The copyright judges believed the first part, agreeing with a body of legal record that broadcast radio helps expose new music and deliver business value to labels. “There appears to be consensus, or near-consensus, on this point,” the determination reads.
But when it comes to applying that assumption to simulcasting, the CRB response invoked philosophy: “The NAB offers a somewhat tautological argument: simulcasting is, by definition, simultaneous retransmission of the content of a terrestrial radio broadcast over the Internet; it is, therefore, the same as radio; therefore, it must have the same promotional impact as terrestrial radio.”
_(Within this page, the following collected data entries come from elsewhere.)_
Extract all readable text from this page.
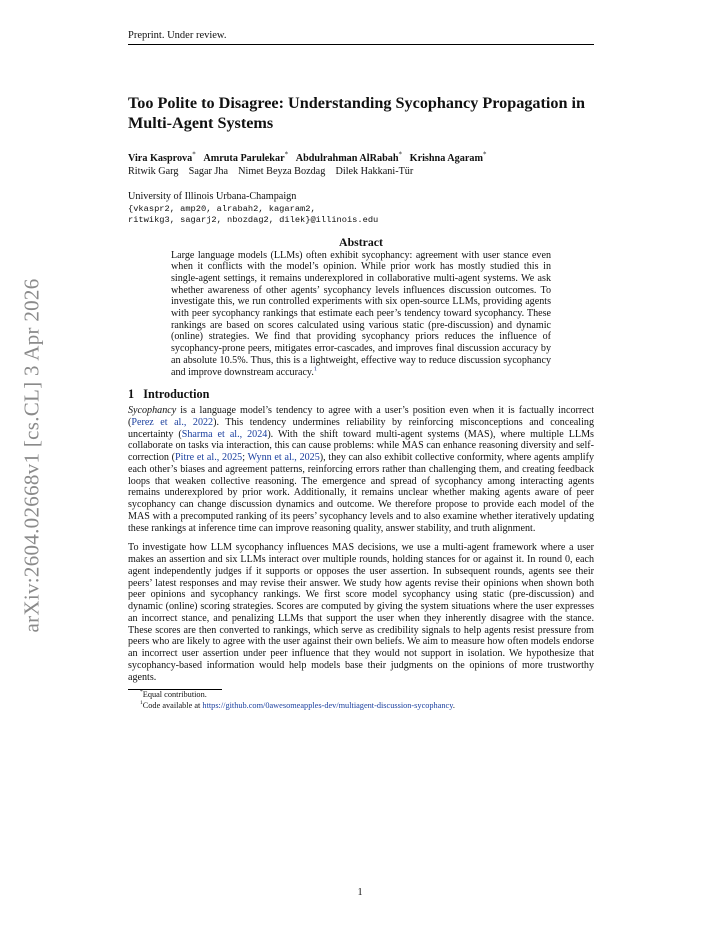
arXiv:2604.02668v1 [cs.CL] 3 Apr 2026
Preprint. Under review.
Too Polite to Disagree: Understanding Sycophancy Propagation in Multi-Agent Systems
Vira Kasprova* Amruta Parulekar* Abdulrahman AlRabah* Krishna Agaram*
Ritwik Garg Sagar Jha Nimet Beyza Bozdag Dilek Hakkani-Tür
University of Illinois Urbana-Champaign
{vkaspr2, amp20, alrabah2, kagaram2,
ritwikg3, sagarj2, nbozdag2, dilek}@illinois.edu
Abstract
Large language models (LLMs) often exhibit sycophancy: agreement with user stance even when it conflicts with the model’s opinion. While prior work has mostly studied this in single-agent settings, it remains underexplored in collaborative multi-agent systems. We ask whether awareness of other agents’ sycophancy levels influences discussion outcomes. To investigate this, we run controlled experiments with six open-source LLMs, providing agents with peer sycophancy rankings that estimate each peer’s tendency toward sycophancy. These rankings are based on scores calculated using various static (pre-discussion) and dynamic (online) strategies. We find that providing sycophancy priors reduces the influence of sycophancy-prone peers, mitigates error-cascades, and improves final discussion accuracy by an absolute 10.5%. Thus, this is a lightweight, effective way to reduce discussion sycophancy and improve downstream accuracy.$^1$
1 Introduction
Sycophancy is a language model’s tendency to agree with a user’s position even when it is factually incorrect (Perez et al., 2022). This tendency undermines reliability by reinforcing misconceptions and concealing uncertainty (Sharma et al., 2024). With the shift toward multi-agent systems (MAS), where multiple LLMs collaborate on tasks via interaction, this can cause problems: while MAS can enhance reasoning diversity and self-correction (Pitre et al., 2025; Wynn et al., 2025), they can also exhibit collective conformity, where agents amplify each other’s biases and agreement patterns, reinforcing errors rather than challenging them, and creating feedback loops that weaken collective reasoning. The emergence and spread of sycophancy among interacting agents remains underexplored by prior work. Additionally, it remains unclear whether making agents aware of peer sycophancy can change discussion dynamics and outcome. We therefore propose to provide each model of the MAS with a precomputed ranking of its peers’ sycophancy levels and to also examine whether iteratively updating these rankings at inference time can improve reasoning quality, answer stability, and truth alignment.
To investigate how LLM sycophancy influences MAS decisions, we use a multi-agent framework where a user makes an assertion and six LLMs interact over multiple rounds, holding stances for or against it. In round 0, each agent independently judges if it supports or opposes the user assertion. In subsequent rounds, agents see their peers’ latest responses and may revise their answer. We study how agents revise their opinions when shown both peer opinions and sycophancy rankings. We first score model sycophancy using static (pre-discussion) and dynamic (online) scoring strategies. Scores are computed by giving the system situations where the user expresses an incorrect stance, and penalizing LLMs that support the user when they inherently disagree with the stance. These scores are then converted to rankings, which serve as credibility signals to help agents resist pressure from peers who are likely to agree with the user against their own beliefs. We aim to measure how often models endorse an incorrect user assertion under peer influence that they would not support in isolation. We hypothesize that sycophancy-based information would help models base their judgments on the opinions of more trustworthy agents.
*Equal contribution.
$^1$Code available at https://github.com/0awesomeapples-dev/multiagent-discussion-sycophancy.
1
The copyright judges didn’t buy it, citing “”uncontraverted evidence that … record companies do not view simulcasting as having the same promotional impact as terrestrial radio.”
In a Word, No
After detailing the NAB proposition, including the arguments of three expert witnesses, the CRB ruled that simulcasting cannot be set apart as a low-royalty category of streaming. This is the concluding language:
“The NAB’s arguments in favor of a separate rate category for simulcasters lack support in the record, or are otherwise unpersuasive. The bulk of relevant evidence in the record persuades the Judges that simulcasters and other commercial webcasters compete in the same submarket and therefore should be subject to the same rate. Granting simulcasters differential royalty treatment would distort competition in this submarket, promoting one business model at the expense of others.”
Still, Some Relief
Despite the disappointing outcome for radio simulcasts, stations do get a substantially lowered rate from what they paid in 2015, thanks to a private deal made seven years ago.
This royalty cycle (called Web IV) was not the first time the NAB argued to distinguish simulcasting from other types of webcasting. In 2009 (the middle of the Web II rate period 2006-2010), the NAB reached a settled agreement with SoundExchange (which collects royalties from webcasters and distributes the money to music labels, and therefore always champions upper rate ranges) for a unique royalty schedule for the remainder of Web II and all of Web III (2009 – 2015 in total). Accordingly the NAB, and American radio stations, did not participate in Web III which set rates for 2011-2015. Because the Web III rates were unknown in 2009, the rate escalation agreement agreed to by the NAB had radio stations paying 25 cents per 100 song plays in 2015, far higher than the Web III rate would have required — in 2015 Pandora paid 14 cents per hundred plays.
That unfavorable deal-making could have motivated the NAB to strive for dramatically lower rates in Web IV (2016-2020), and to establish radio simulcasting as a CRB-recognized special category of streaming. Although that effort did not succeed, radio did get some relief starting on January 1, and extending for the next five years. By scaling their simulcast payments down to the 2016 rate of 17 cents per 100 plays (down from 25 cents), radio stations can now proceed with lower cost of music in their simulcasts.